1.3Le 29 avril 2016, le Rapporteur spécial chargé des nouvelles communications et des mesures provisoires, agissant au nom du Comité, a décidé, en application du paragraphe 8 de l’article 70 du règlement intérieur du Comité, que la recevabilité de la communication devait être examinée séparément du fond.

A.Résumé des renseignements fournis et des argumentsavancés par les parties

Rappel des faits présentés par l’auteur

2.1L’auteur est atteint d’« autisme avec trouble du développement modéré ». Il étudie à l’École secondaire supérieure pour enfants ayant des besoins particuliers de Högsbodal, dans la municipalité de Göteborg, en Suède. Dans cette l’école, l’auteur utilisait la méthode de « communication facilitée » pour communiquer, pendant les horaires scolaires, avec le personnel et les autres élèves.

2.2Par une décision du 19 décembre 2014, l’Inspection scolaire suédoise a ordonné à la municipalité de Göteborg de veiller à ce que la communication facilitée ne soit utilisée dans aucune activité municipale. La municipalité a appliqué cette décision.

2.3L’auteur affirme que la décision de l’Inspection scolaire d’interdire l’utilisation de la communication facilitée, et l’application de cette décision par la municipalité de Göteborg, ont eu directement pour effet de réduire ses possibilités de participer activement aux cours. Il dit que, du fait de cette interdiction, le niveau d’éducation dont il bénéficie est moindre et il n’a pas pu montrer qu’il avait atteint les objectifs du programme. Il soutient que l’interdiction qui lui est faite d’utiliser la communication facilitée fait obstacle à ses progrès scolaires et constitue une violation de son droit à l’éducation.

2.4L’auteur renvoie à un rapport établi par un enseignant spécialisé de l’École secondaire supérieure de Högsbodal. D’après ce rapport, lorsque l’auteur a été admis à l’École, en 2012, il utilisait pour s’exprimer diverses techniques d’aide par l’image. Il restait souvent « bloqué » sur une image et le personnel devait deviner ce qu’il voulait dire. L’année avant qu’il commence à utiliser la méthode de communication facilitée, il avait connu plusieurs accès de colère. Le personnel avait alors dû lui administrer du Valium pour le calmer. L’auteur affirme que la communication facilitée a constitué pour lui un outil amélioré qui lui a permis de communiquer davantage et d’exprimer beaucoup mieux ce qu’il pensait et ce qui l’intéressait.

2.5L’auteur relève que la décision de l’Inspection scolaire de mettre un terme à l’utilisation de la communication facilitée à l’école et l’application de cette décision par la municipalité de Göteborg l’ont obligé à revenir à la technique des pictogrammes pour communiquer avec le personnel enseignant. De ce fait, il n’arrive pas à se faire comprendre et persiste à montrer toujours une même image, frustré de voir que les autres ne parviennent pas à saisir ce qu’il veut dire. L’auteur ajoute qu’il a expressément déclaré, au moyen de la communication facilitée, qu’il ne voulait pas avoir à communiquer par pictogrammes puisqu’il savait écrire. Il fait valoir que la méthode de communication plus restrictive que constitue le recours aux pictogrammes bloque son développement éducatif et l’empêche d’avoir de véritables échanges avec les autres. Elle est contraire à sa volonté, est dégradante et conduit à sous-estimer ses aptitudes et ses capacités.

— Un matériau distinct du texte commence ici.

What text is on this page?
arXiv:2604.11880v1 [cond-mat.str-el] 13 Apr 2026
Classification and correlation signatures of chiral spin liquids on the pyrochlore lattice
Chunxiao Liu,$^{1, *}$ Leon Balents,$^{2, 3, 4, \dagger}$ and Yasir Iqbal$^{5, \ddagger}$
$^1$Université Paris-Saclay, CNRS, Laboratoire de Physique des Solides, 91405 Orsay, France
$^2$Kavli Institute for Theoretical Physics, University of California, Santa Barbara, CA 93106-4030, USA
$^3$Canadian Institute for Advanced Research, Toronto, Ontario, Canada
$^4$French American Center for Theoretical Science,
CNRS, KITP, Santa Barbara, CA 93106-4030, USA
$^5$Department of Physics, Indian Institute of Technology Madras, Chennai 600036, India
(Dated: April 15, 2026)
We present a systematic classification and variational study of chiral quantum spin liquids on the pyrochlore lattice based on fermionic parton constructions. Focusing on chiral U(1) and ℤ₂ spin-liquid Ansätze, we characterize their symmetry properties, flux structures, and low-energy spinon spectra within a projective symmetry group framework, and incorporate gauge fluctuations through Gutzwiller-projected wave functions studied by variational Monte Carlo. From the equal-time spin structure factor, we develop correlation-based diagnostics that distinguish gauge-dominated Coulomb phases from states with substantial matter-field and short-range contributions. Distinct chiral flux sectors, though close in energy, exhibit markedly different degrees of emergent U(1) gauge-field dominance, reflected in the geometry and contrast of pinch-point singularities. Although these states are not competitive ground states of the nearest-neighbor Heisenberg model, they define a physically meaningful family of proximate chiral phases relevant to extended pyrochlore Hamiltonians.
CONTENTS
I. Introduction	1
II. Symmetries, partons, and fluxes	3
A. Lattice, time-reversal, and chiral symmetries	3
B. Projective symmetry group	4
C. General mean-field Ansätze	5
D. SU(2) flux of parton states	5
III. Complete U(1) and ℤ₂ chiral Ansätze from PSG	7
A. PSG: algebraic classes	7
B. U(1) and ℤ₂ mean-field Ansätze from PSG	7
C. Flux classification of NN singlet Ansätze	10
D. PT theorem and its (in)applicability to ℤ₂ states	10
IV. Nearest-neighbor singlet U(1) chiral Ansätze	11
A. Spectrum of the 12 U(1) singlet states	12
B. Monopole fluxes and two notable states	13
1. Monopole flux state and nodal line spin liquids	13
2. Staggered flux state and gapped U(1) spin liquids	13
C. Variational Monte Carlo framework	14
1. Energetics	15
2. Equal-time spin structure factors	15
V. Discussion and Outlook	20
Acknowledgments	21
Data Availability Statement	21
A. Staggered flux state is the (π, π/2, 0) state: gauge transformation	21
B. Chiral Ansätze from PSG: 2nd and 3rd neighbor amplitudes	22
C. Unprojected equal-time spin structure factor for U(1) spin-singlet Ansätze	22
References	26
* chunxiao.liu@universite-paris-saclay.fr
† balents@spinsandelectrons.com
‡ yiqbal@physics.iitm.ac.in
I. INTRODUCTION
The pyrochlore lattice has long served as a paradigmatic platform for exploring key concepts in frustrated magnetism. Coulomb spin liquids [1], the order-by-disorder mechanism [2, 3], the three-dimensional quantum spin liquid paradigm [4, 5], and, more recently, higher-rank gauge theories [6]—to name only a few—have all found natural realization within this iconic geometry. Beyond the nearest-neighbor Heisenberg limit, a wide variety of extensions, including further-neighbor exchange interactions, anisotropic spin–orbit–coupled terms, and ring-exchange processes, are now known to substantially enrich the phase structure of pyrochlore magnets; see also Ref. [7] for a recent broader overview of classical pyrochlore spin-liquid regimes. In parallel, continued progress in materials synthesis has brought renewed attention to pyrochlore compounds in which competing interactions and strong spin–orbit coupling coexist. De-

2.6L’auteur note ensuite qu’en décidant d’interdire l’usage de la communication facilitée, le but de l’Inspection scolaire était de le protéger et d’« agir dans son intérêt supérieur ». Or il considère qu’un tel raisonnement est contraire à l’esprit profond de la Convention. L’auteur renvoie à l’observation générale no1 (2014) du Comité sur la reconnaissance de la personnalité juridique dans des conditions d’égalité, dans laquelle il est stipulé ce qui suit : « Le principe de l’“intérêt supérieur” n’est pas une garantie conforme à l’article 12 s’agissant d’adultes. Le paradigme “de la volonté et des préférences” doit remplacer le paradigme de l’“intérêt supérieur” pour que les personnes handicapées jouissent de leur droit à la capacité juridique à égalité avec les autres ». L’auteur affirme qu’il a clairement exprimé sa volonté et ses préférences en faveur de la communication facilitée, mais il dit que sa position ne sera pas prise en compte parce qu’elle a été exprimée au moyen de la communication facilitée. Il considère que si l’on rejetait l’expression de sa volonté au motif qu’elle a été faite au moyen de la communication facilitée, on l’empêcherait de faire un choix pour lui-même.

2.7L’auteur affirme en outre que la décision de l’Inspection scolaire d’interdire l’usage de la communication facilitée et l’application de cette décision par la municipalité ont nui à son bien-être. N’étant pas autorisé à communiquer ses pensées, il connaît des accès de colère, ce qui présente un risque pour sa santé et celle d’autrui. Au cours de ces crises, il doit être maintenu de force par deux ou trois assistants de crainte qu’il ne cause de graves préjudices. De plus, il doit prendre du Valium, qui est un puissant narcotique. Quand il pouvait utiliser la méthode de communication facilitée, il avait rarement besoin de ce médicament, alors qu’actuellement, on lui en a prescrit un ou deux comprimés par jour. La décision de l’Inspection scolaire et son application par la municipalité ont entraîné une grave détérioration de son état de santé et accru sa dépendance à un médicament contenant des substances puissantes et susceptibles de créer une accoutumance.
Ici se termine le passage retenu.